Тогда-то «свет засияет» над миром. Правда, это станет возможным, когда Христос спасет Россию. На это и возлагает свое упование миссионер.

Комплекс подобных переживаний имперского патриотизма ярко проявился в нашем обществе в начальный период вступления Российской империи в Первую мировую войну. Тогда архимандрит их также разделял – пока на фронте не столкнулся с оборотной стороной мировой бойни и не ужаснулся бессмысленным ее жертвам. Но умершие чувства ожили под новым идейным соусом.

Ожиданию скорого восстания нации из мертвых мешала грустная окружающая реальность. Отец Спиридон, взывая к милосердию Спасителя, оговаривается: «Правда, в настоящее время появились многочисленные полки в России не только взрослых, но даже, что ужасно, и детей обоего пола, которые, потрясая обнаженными мечами в воздухе, грозят войною Тебе, истинному Богу, чтобы свергнуть Тебя с небес»[49].

Конечно, имеются в виду акции «Союза безбожников», который как раз в 1927–1928 годах готовился к активизации деятельности и вовлечению в свои ряды школьников всех возрастов[50]. Все это обсуждалось в советской печати, и верующие справедливо чувствовали надвигающийся вал новых бедствий.

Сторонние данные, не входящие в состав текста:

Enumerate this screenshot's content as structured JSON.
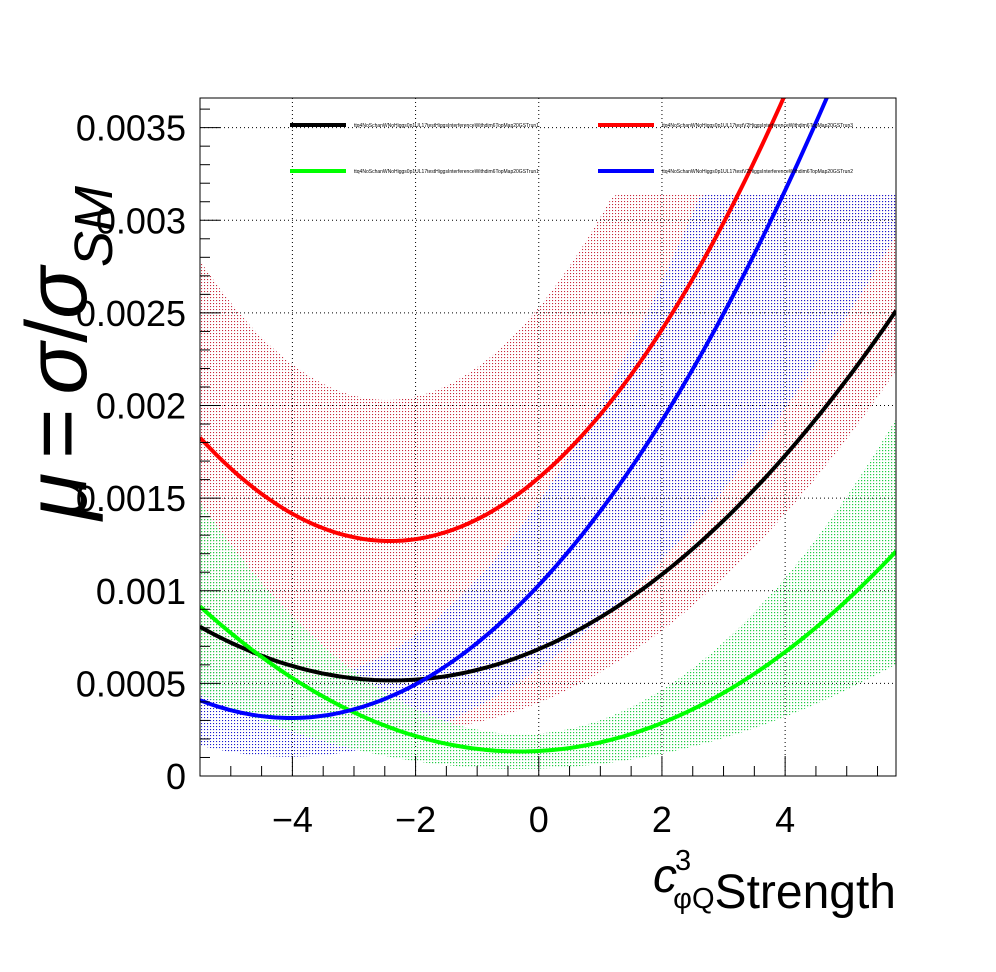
{
  "chart_data": {
    "type": "line",
    "title": "",
    "xlabel": {
      "symbol": "c",
      "superscript": "3",
      "subscript": "φQ",
      "text": "Strength"
    },
    "ylabel": {
      "mu": "μ",
      "eq": "=",
      "sigma": "σ",
      "slash": "/",
      "sub": "SM"
    },
    "xlim": [
      -5.5,
      5.8
    ],
    "ylim": [
      0,
      0.00366
    ],
    "x_ticks": [
      -4,
      -2,
      0,
      2,
      4
    ],
    "x_tick_labels": [
      "−4",
      "−2",
      "0",
      "2",
      "4"
    ],
    "y_ticks": [
      0,
      0.0005,
      0.001,
      0.0015,
      0.002,
      0.0025,
      0.003,
      0.0035
    ],
    "y_tick_labels": [
      "0",
      "0.0005",
      "0.001",
      "0.0015",
      "0.002",
      "0.0025",
      "0.003",
      "0.0035"
    ],
    "grid": true,
    "legend_position": "top",
    "series": [
      {
        "name": "ttq4NoSchanWNoHiggs0p1UL17testHiggsInterferenceWithdim6TopMap20GSTrun1",
        "color": "#000000",
        "quad": [
          2.98e-05,
          0.000142,
          0.000685
        ],
        "band": {
          "color": "#c8283c",
          "hatch": "dots",
          "quad_low": [
            3e-05,
            0.000135,
            0.000395
          ],
          "quad_high": [
            8.2e-05,
            0.000405,
            0.00253
          ]
        }
      },
      {
        "name": "ttq4NoSchanWNoHiggs0p1UL17testV2HiggsInterferenceWithdim6TopMap20GSTrun3",
        "color": "#ff0000",
        "quad": [
          5.86e-05,
          0.000283,
          0.00161
        ]
      },
      {
        "name": "ttq4NoSchanWNoHiggs0p1UL17testHiggsInterferenceWithdim6TopMap20GSTrun1",
        "color": "#00ff00",
        "quad": [
          2.9e-05,
          1.76e-05,
          0.000135
        ],
        "band": {
          "color": "#22cc44",
          "hatch": "dots",
          "quad_low": [
            1.5e-05,
            1e-05,
            4e-05
          ],
          "quad_high": [
            4.6e-05,
            2.6e-05,
            0.00023
          ]
        }
      },
      {
        "name": "ttq4NoSchanWNoHiggs0p1UL17testV2HiggsInterferenceWithdim6TopMap20GSTrun2",
        "color": "#0000ff",
        "quad": [
          4.42e-05,
          0.000356,
          0.00103
        ],
        "band": {
          "color": "#1a1ad0",
          "hatch": "dots",
          "quad_low": [
            2.9e-05,
            0.000235,
            0.00058
          ],
          "quad_high": [
            5.9e-05,
            0.000477,
            0.00148
          ]
        }
      }
    ]
  }
}
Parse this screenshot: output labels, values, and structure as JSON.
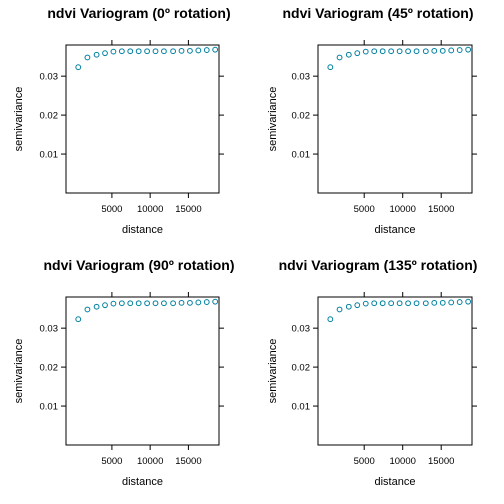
{
  "chart_data": [
    {
      "type": "scatter",
      "title": "ndvi Variogram (0º rotation)",
      "xlabel": "distance",
      "ylabel": "semivariance",
      "xlim": [
        -1000,
        19000
      ],
      "ylim": [
        0,
        0.038
      ],
      "xticks": [
        5000,
        10000,
        15000
      ],
      "yticks": [
        0.01,
        0.02,
        0.03
      ],
      "xticklabels": [
        "5000",
        "10000",
        "15000"
      ],
      "yticklabels": [
        "0.01",
        "0.02",
        "0.03"
      ],
      "grid": false,
      "marker_color": "#0080a0",
      "x": [
        600,
        1800,
        3000,
        4100,
        5200,
        6300,
        7400,
        8500,
        9600,
        10700,
        11800,
        13000,
        14100,
        15200,
        16300,
        17400,
        18500
      ],
      "y": [
        0.0323,
        0.0348,
        0.0355,
        0.0359,
        0.0363,
        0.0364,
        0.0364,
        0.0364,
        0.0364,
        0.0364,
        0.0364,
        0.0364,
        0.0365,
        0.0365,
        0.0366,
        0.0367,
        0.0368
      ]
    },
    {
      "type": "scatter",
      "title": "ndvi Variogram (45º rotation)",
      "xlabel": "distance",
      "ylabel": "semivariance",
      "xlim": [
        -1000,
        19000
      ],
      "ylim": [
        0,
        0.038
      ],
      "xticks": [
        5000,
        10000,
        15000
      ],
      "yticks": [
        0.01,
        0.02,
        0.03
      ],
      "xticklabels": [
        "5000",
        "10000",
        "15000"
      ],
      "yticklabels": [
        "0.01",
        "0.02",
        "0.03"
      ],
      "grid": false,
      "marker_color": "#0080a0",
      "x": [
        600,
        1800,
        3000,
        4100,
        5200,
        6300,
        7400,
        8500,
        9600,
        10700,
        11800,
        13000,
        14100,
        15200,
        16300,
        17400,
        18500
      ],
      "y": [
        0.0323,
        0.0348,
        0.0355,
        0.0359,
        0.0363,
        0.0364,
        0.0364,
        0.0364,
        0.0364,
        0.0364,
        0.0364,
        0.0364,
        0.0365,
        0.0365,
        0.0366,
        0.0367,
        0.0368
      ]
    },
    {
      "type": "scatter",
      "title": "ndvi Variogram (90º rotation)",
      "xlabel": "distance",
      "ylabel": "semivariance",
      "xlim": [
        -1000,
        19000
      ],
      "ylim": [
        0,
        0.038
      ],
      "xticks": [
        5000,
        10000,
        15000
      ],
      "yticks": [
        0.01,
        0.02,
        0.03
      ],
      "xticklabels": [
        "5000",
        "10000",
        "15000"
      ],
      "yticklabels": [
        "0.01",
        "0.02",
        "0.03"
      ],
      "grid": false,
      "marker_color": "#0080a0",
      "x": [
        600,
        1800,
        3000,
        4100,
        5200,
        6300,
        7400,
        8500,
        9600,
        10700,
        11800,
        13000,
        14100,
        15200,
        16300,
        17400,
        18500
      ],
      "y": [
        0.0323,
        0.0348,
        0.0355,
        0.0359,
        0.0363,
        0.0364,
        0.0364,
        0.0364,
        0.0364,
        0.0364,
        0.0364,
        0.0364,
        0.0365,
        0.0365,
        0.0366,
        0.0367,
        0.0368
      ]
    },
    {
      "type": "scatter",
      "title": "ndvi Variogram (135º rotation)",
      "xlabel": "distance",
      "ylabel": "semivariance",
      "xlim": [
        -1000,
        19000
      ],
      "ylim": [
        0,
        0.038
      ],
      "xticks": [
        5000,
        10000,
        15000
      ],
      "yticks": [
        0.01,
        0.02,
        0.03
      ],
      "xticklabels": [
        "5000",
        "10000",
        "15000"
      ],
      "yticklabels": [
        "0.01",
        "0.02",
        "0.03"
      ],
      "grid": false,
      "marker_color": "#0080a0",
      "x": [
        600,
        1800,
        3000,
        4100,
        5200,
        6300,
        7400,
        8500,
        9600,
        10700,
        11800,
        13000,
        14100,
        15200,
        16300,
        17400,
        18500
      ],
      "y": [
        0.0323,
        0.0348,
        0.0355,
        0.0359,
        0.0363,
        0.0364,
        0.0364,
        0.0364,
        0.0364,
        0.0364,
        0.0364,
        0.0364,
        0.0365,
        0.0365,
        0.0366,
        0.0367,
        0.0368
      ]
    }
  ]
}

Отец Спиридон не был слеп к опасности, но, как всегда у него, чувство близящегося всеобщего избавления от плена греха побеждало и вселяло оптимизм. «Господи, Ты только взгляни на них оком милосердия, как тотчас все их мечи превратятся в их руках в светлые кресты исповедания…»[51] – восклицал он.

Уверенность его происходила от собственной готовности к страданиям за веру и даже жажды их:

«Чего мне как христианину бояться в сей жизни? Лишат свободы? Посадят в тюрьму, будут мучить голодом и холодом? Но что этим мир сделает мне, когда Ты, Всеблагословенный, будешь все это знать обо мне и будешь заботиться о моей жизни? Ну, будут бить меня, мучить, заражать той или другой болезнью… Отсекут враги христианства руки мои и ноги мои и в таком состоянии оставят меня жить на земле?.. Если у меня вырвут глаза, отрежут нос, язык, уши и так меня оставят, то чего же я этим лишусь? Жизни? Да ведь я и так рано или поздно все же ее оставлю… Мое “я” и после моей земной смерти будет жить»[52].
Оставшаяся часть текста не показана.